Expected Sizes Summary
| Source | Years | Compressed | Uncompressed | Records (approx.) |
|---|---|---|---|---|
| MEDSL | 2022 | ~2 GB | ~6 GB | ~42M |
| MEDSL | 2020 | ~2 GB | ~5.5 GB | ~38M |
| MEDSL | 2018 | ~2 GB | ~5 GB | ~35M |
| NC SBE | 2022 | 18 MB | 75 MB | ~600K |
| NC SBE | 2006–2024 (all) | ~60 MB | ~200 MB | ~4M |
| OpenElections | 2022 (6 states) | ~80 MB | ~250 MB | ~2M |
| Core dataset | ~2 GB | ~6 GB | ~42M | |
| Full dataset | ~8 GB | ~22 GB | ~120M |
Storage Layout
After downloading, your local-data/ directory should look like:
local-data/
└── sources/
├── medsl/
│ ├── 2018/
│ │ └── 2018-precinct-general.csv
│ ├── 2020/
│ │ └── 2020-precinct-general.csv
│ └── 2022/
│ └── 2022-precinct-general.csv
├── ncsbe/
│ ├── 2018/
│ │ └── results_pct_20181106.txt
│ ├── 2020/
│ │ └── results_pct_20201103.txt
│ └── 2022/
│ └── results_pct_20221108.txt
├── openelections/
│ └── 2022/
│ ├── 20221108__fl__general__precinct.csv
│ └── 20221108__oh__general__precinct.csv
└── census/
└── national_county2020.txt
The pipeline’s L0 step copies files from local-data/sources/ into local-data/processed/l0_raw/ with manifest sidecars. Your source directory is never modified.
Verification
After downloading, verify file sizes against the values above. For exact reproducibility against our prototype results, verify SHA-256 hashes:
# macOS
shasum -a 256 local-data/sources/ncsbe/2022/results_pct_20221108.txt
# Linux
sha256sum local-data/sources/ncsbe/2022/results_pct_20221108.txt
Compare the output against the l0_hash values in the L0 manifests produced by the pipeline. If your hash matches our manifest, your pipeline run will produce identical L1 output — byte for byte, hash for hash.

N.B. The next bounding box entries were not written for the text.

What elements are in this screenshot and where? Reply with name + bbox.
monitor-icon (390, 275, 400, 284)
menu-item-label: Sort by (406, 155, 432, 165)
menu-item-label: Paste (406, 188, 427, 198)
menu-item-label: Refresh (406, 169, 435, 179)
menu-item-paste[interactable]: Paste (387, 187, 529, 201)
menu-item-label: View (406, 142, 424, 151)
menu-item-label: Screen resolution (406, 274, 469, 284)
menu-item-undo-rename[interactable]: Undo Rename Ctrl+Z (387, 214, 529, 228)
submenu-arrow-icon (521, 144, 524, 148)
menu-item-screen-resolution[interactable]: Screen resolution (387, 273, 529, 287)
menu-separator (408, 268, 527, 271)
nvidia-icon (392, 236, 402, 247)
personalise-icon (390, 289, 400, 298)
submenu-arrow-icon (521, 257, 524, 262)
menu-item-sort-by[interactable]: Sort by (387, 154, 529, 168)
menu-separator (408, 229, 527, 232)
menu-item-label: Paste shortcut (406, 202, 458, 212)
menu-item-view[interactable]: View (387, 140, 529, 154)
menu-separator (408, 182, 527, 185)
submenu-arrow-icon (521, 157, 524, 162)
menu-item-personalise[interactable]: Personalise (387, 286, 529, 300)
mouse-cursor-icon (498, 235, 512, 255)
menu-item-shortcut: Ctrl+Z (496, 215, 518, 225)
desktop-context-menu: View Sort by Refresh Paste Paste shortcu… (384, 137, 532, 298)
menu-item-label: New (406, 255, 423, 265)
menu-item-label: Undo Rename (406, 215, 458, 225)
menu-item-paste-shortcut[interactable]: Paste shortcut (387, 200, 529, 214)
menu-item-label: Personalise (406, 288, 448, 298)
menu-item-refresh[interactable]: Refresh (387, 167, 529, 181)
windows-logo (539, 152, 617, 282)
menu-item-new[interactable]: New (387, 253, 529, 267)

If the hash does not match, the source may have been updated since our retrieval. The pipeline will still process the file correctly — the L0 manifest will record a different l0_hash and retrieval_date, and the hash chain will be internally consistent. But numerical results may differ from our published prototype values.
Census Reference Data
FIPS code reference files are small (~200 KB) and bundled with the project. No separate download is needed. They are located at src/data/ in the repository and loaded automatically during L1 processing.